Zorba fidgeted on his chair.

"May your tongue be cut out, you old deaf post!" Zorba muttered in horror.

The pig ran about in front of us and looked at us furiously.

"I do believe he knows we're eating them!" said uncle Anagnosti, who had been put in high spirits by the drop of wine he had drunk.

But we, like cannibals, went on quietly and contentedly eating the delicacy and drinking the red wine, as we gazed between the silvery branches of the olive tree towards the sea, which the sunset had turned pink.

At dusk we left the old man's house. Zorba, who was now also in high spirits, wanted to talk.

"What were we saying the day before yesterday, boss? You were saying you wanted to open the people's eyes. All right, you just go and open old uncle Anagnosti's eyes for him! You saw how his wife had to behave before him, waiting for his orders, like a dog begging. Just go now and teach them that women have equal rights with men, and that it's cruel to eat a piece of the pig while the pig's still raw and groaning in front of you, and that it's simple lunacy to give thanks to God because he's got everything while you're starving to death! What good'll that poor devil Anagnosti get out of all your explanatory humbug? You'd only cause him a lot of bother. And what'd old mother Anagnosti get out of it? The fat would be in the fire: family rows would start, the hen would want to be cock, the couple would just have a good set-to and make their feathers fly…! Let people be, boss; don't open their eyes. And supposing you did, what'd they see? Their misery! Leave their eyes closed, boss, and let them go on dreaming!"

He was silent a moment and scratched his head. He was thinking.

"Unless," he said at last, "unless…"

"Unless what? Let's have it!"

"Unless when they open their eyes you can show them a better world than the darkness in which they're gallivanting at present… Can you?"

I did not know. I was fully aware of what would be destroyed. I did not know what would be built out of the ruins. No one can know that with any degree of certainty, I thought. The old world is tangible, solid, we live in it and are struggling with it every moment-it exists. The world of the future is not yet born, it is elusive, fluid, made of the light from which dreams are woven; it is a cloud buffeted by violent winds-love, hate, imagination, luck, God… The greatest prophet on earth can give men no more than a watchword, and the vaguer the watchword the greater the prophet.

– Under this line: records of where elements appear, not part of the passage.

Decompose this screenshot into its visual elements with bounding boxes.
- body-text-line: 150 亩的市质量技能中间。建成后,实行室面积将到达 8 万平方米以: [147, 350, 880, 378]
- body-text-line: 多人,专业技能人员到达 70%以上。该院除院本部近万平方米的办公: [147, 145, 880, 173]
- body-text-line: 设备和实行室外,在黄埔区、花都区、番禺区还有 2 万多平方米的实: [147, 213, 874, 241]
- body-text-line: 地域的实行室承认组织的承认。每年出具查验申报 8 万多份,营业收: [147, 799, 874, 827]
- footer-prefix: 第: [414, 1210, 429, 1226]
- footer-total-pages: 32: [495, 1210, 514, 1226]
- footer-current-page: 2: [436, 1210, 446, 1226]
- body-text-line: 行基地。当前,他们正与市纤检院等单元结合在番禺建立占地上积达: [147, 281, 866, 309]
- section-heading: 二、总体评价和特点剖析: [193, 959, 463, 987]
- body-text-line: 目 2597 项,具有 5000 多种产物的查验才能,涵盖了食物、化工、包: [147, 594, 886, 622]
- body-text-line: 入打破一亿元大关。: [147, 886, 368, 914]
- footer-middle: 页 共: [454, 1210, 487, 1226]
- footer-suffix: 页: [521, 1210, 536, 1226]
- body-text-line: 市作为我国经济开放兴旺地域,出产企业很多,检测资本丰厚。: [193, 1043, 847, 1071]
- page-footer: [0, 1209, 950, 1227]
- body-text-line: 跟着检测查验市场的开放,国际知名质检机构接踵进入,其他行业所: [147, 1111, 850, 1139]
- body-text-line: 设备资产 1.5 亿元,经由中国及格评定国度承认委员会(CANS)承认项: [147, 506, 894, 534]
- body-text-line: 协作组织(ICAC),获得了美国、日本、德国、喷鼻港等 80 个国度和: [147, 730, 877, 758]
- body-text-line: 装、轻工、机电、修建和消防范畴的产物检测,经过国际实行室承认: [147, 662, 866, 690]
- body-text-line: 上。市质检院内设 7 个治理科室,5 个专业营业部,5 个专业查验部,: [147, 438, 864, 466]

Zorba looked at me with a mocking smile which vexed me.

"I can show them a better world!" I replied.

"Can you? Well, let's hear about it!"

"I can't explain it; you wouldn't understand."

"That means you haven't got one to show!" Zorba rejoined, shaking his head. "Don't take me for a simpleton, boss. If anyone's told you I'm a moon-calf, they're wrong. I may have no more education than old uncle Anagnosti, but I'm nowhere near so stupid! Well, if I can't understand, what d'you expect of that poor fellow and his blockheaded mate? And what about all the other Anagnostides in the world? Have you only got more darkness to show them? They've managed pretty well up to now; they have children, and even grandchildren. God makes them deaf or blind, and they say: 'God be praised!' They feel at home in their misery. So let them be and say nothing."

I was silent. We were passing the widow's garden. Zorba stopped a moment and sighed, but said nothing. A shower must have fallen. There was a fresh, earthy smell in the air. The first stars appeared. The new moon was shining, it was a tender shade of greenish yellow. The sky was overflowing with sweetness.

That man has not been to school, I thought, and his brains have not been perverted. He has had all manner of experiences; his mind is open and his heart has grown bigger, without his losing one ounce of his primitive boldness. All the problems which we find so complicated or insoluble he cuts through as if with a sword, like Alexander the Great cutting the Gordian knot. It is difficult for him to miss his aim, because his two feet are held firmly planted on the ground by the weight of his whole body. African savages worship the serpent because its whole body touches the ground and it must, therefore, know all the earth's secrets. It knows them with its belly, with its tail, with its head. It is always in contact or mingled with the Mother. The same is true of Zorba. We educated people are just empty-headed birds of the air.